US scientists have successfully treated rats with spinal cord injuries, using cells derived from human embryonic stem cells (ES cell). The team, based at the Reeve-Irvine Research Center at the University of California, Irvine, reports that the cells restored movement in rats treated seven days after the initial injury, but did not work on rats that had been injured for ten months. The researchers say that their findings, published in the Journal of Neuroscience, offer hope for treating patients during the very early stages of spinal cord injury.

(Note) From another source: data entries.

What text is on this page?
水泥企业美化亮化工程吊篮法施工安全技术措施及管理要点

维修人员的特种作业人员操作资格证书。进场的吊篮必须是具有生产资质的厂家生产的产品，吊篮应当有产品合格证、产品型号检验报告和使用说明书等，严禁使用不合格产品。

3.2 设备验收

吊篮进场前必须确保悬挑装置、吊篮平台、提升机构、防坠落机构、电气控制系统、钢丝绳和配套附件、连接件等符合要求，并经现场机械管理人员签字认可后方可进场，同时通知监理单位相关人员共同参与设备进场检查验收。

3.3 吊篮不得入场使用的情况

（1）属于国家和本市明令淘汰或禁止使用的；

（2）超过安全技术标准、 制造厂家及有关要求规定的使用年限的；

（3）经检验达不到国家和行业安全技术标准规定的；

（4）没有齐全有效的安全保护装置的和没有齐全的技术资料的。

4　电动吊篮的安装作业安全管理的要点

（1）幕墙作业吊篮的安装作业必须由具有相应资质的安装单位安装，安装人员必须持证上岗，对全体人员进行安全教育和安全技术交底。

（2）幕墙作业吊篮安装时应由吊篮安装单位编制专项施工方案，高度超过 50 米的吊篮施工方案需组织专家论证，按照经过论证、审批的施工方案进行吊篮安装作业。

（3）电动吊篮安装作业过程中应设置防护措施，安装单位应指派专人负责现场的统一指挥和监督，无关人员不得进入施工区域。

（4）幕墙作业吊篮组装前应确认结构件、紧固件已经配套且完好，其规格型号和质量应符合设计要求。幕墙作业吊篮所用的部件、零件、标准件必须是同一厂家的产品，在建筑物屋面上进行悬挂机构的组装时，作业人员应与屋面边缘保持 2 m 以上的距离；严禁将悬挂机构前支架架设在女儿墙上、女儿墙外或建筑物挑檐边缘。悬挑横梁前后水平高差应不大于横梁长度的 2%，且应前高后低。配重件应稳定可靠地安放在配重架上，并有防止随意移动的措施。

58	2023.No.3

Many researchers think that ES cells, which have the potential to grow into almost any type of cell, hold great promise for treating a range of serious medical conditions. The Irvine team, who presented preliminary results from the study at a conference two years ago, used ES cells to grow specialised 'nerve insulating' cells, called oligodendrocytes. These cells form myelin, the substance that covers and insulates nerve cell fibres, in the same way that plastic insulates electrical wires. If nerve cells lose their myelin covering through disease or injury, then the patient can lose sensory or movement ability, leading to paralysis if the spinal cord is severely affected.

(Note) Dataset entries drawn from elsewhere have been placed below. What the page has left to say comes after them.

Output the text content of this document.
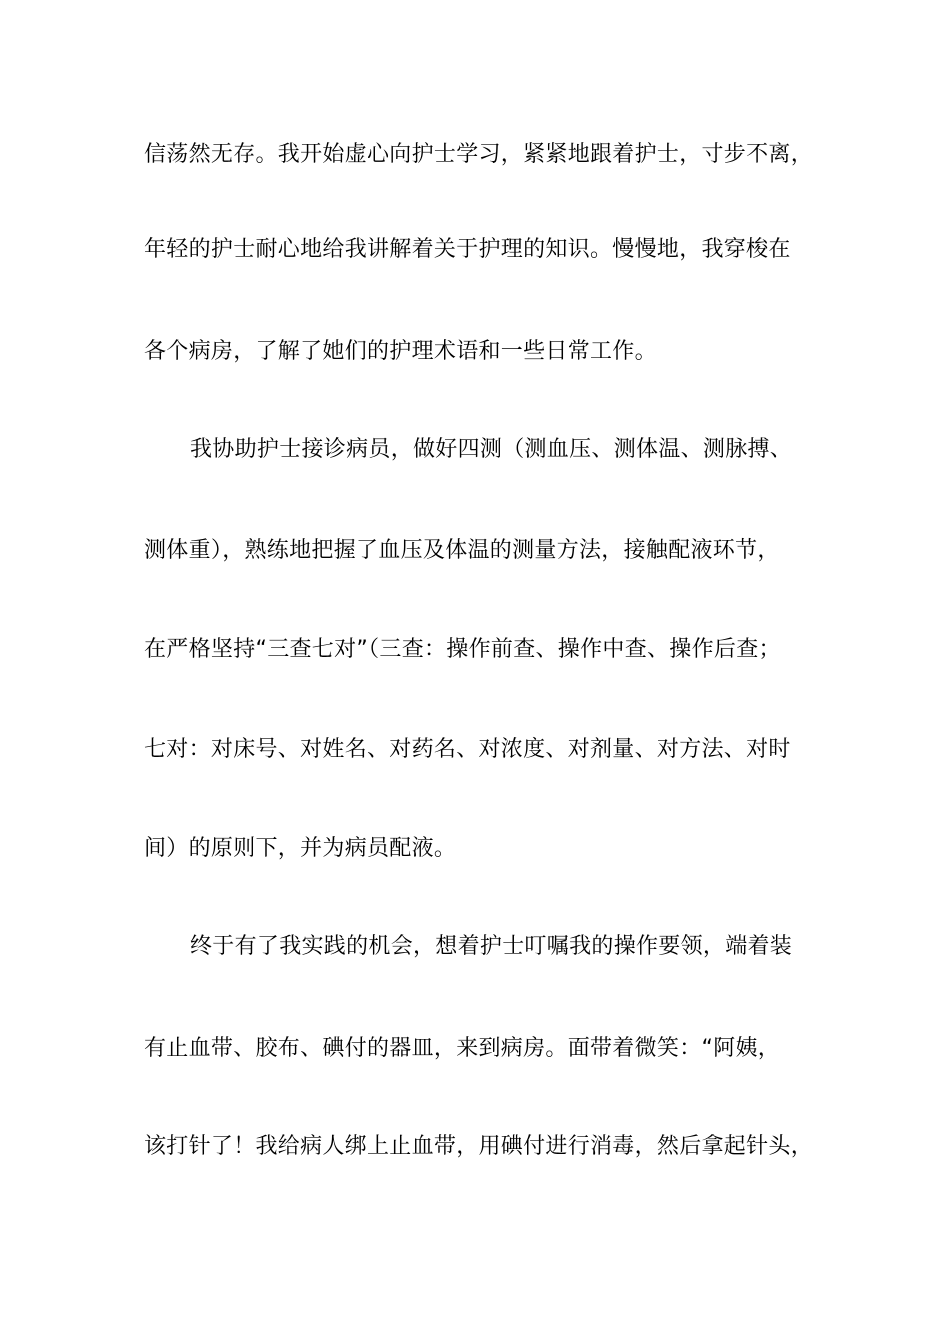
信荡然无存。我开始虚心向护士学习，紧紧地跟着护士，寸步不离，
年轻的护士耐心地给我讲解着关于护理的知识。慢慢地，我穿梭在
各个病房，了解了她们的护理术语和一些日常工作。
我协助护士接诊病员，做好四测（测血压、测体温、测脉搏、
测体重），熟练地把握了血压及体温的测量方法，接触配液环节，
在严格坚持“三查七对”（三查：操作前查、操作中查、操作后查；
七对：对床号、对姓名、对药名、对浓度、对剂量、对方法、对时
间）的原则下，并为病员配液。
终于有了我实践的机会，想着护士叮嘱我的操作要领，端着装
有止血带、胶布、碘付的器皿，来到病房。面带着微笑：“阿姨，
该打针了！我给病人绑上止血带，用碘付进行消毒，然后拿起针头，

The scientists injected the human ES cell-derived oligodendroctyes into rats that had experienced a partial spinal cord injury, which meant they could no longer walk properly. They treated one group seven days after the injury, and another group ten months after the damage had been sustained. In the rats treated after seven days, myelin formed around the damaged nerve cells in the spinal cord, and within two months the animals showed 'significant improvements' in walking ability, compared to untreated rats. However, there was no such improvement in the rats treated after ten months, because although the transplanted cells survived, myelin could not form due to the scar tissue that had grown around the damaged nerves.

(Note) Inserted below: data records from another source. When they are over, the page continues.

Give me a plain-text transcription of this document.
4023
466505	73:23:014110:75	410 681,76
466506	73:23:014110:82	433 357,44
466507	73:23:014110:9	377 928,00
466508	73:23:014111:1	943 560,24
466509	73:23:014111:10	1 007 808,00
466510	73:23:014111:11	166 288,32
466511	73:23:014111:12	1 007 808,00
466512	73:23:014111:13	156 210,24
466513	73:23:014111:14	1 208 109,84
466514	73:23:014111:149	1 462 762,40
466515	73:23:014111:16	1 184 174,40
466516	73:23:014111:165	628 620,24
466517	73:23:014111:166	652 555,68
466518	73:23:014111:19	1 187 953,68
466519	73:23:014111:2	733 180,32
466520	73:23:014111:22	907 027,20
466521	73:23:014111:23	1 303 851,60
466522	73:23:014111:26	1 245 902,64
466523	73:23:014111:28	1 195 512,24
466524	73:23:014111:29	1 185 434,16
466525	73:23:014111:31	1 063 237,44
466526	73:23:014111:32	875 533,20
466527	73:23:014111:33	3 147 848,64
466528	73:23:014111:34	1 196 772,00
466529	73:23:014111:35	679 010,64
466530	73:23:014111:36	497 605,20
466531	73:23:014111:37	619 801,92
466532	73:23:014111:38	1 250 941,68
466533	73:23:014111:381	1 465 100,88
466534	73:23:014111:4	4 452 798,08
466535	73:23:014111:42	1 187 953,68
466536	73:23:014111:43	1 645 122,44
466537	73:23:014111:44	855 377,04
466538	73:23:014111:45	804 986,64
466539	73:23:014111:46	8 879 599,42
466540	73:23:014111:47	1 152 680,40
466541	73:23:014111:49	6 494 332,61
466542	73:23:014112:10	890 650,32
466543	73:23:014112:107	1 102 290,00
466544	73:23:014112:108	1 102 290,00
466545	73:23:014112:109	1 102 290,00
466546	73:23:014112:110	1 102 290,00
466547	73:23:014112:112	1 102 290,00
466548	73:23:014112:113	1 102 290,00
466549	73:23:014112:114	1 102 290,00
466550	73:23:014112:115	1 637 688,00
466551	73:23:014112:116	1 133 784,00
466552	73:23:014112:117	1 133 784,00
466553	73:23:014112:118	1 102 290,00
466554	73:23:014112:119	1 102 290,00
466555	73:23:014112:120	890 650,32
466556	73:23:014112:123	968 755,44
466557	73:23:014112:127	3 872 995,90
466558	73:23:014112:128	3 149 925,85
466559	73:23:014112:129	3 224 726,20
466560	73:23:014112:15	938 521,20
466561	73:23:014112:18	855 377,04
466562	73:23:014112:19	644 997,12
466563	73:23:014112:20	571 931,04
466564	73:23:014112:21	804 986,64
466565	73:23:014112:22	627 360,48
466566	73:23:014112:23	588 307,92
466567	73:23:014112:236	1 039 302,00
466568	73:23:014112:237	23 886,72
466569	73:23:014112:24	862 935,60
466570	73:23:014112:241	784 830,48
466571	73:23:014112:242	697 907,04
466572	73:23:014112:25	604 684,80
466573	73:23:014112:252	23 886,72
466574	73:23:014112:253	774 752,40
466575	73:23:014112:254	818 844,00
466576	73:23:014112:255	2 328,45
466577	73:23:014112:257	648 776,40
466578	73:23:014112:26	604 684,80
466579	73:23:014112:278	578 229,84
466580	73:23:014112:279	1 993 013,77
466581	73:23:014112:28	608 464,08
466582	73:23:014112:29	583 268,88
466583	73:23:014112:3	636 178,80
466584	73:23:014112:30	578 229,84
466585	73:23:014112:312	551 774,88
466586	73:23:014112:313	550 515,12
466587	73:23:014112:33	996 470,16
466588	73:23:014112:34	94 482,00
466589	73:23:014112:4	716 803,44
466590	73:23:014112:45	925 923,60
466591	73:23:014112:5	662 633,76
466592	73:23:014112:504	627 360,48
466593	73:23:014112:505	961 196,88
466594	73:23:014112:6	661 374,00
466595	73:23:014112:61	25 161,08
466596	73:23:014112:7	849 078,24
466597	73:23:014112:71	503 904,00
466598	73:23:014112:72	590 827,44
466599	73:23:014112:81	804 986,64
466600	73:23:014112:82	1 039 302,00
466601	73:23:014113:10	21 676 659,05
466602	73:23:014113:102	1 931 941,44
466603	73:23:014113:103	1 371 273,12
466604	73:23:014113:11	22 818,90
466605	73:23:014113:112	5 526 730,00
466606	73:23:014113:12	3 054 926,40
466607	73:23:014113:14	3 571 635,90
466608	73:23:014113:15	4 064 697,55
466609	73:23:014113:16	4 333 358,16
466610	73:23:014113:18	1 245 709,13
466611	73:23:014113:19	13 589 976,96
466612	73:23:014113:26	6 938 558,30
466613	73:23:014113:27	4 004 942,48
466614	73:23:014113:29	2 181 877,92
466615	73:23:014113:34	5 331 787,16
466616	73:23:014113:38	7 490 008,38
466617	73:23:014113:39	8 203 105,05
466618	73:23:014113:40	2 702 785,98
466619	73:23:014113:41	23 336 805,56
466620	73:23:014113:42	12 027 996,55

Team leader Hans Keirstead says the group are 'very excited' with the results, which highlight the importance of myelin loss in spinal cord injury. 'This study suggests one approach to treating people who've just suffered spinal cord injury, although there is still much work to do before we can engage in human clinical tests', he said. It is thought that stem cell treatments in humans could be given during the first few weeks following injury, when rods and ties are placed in the spinal column to stabilise it.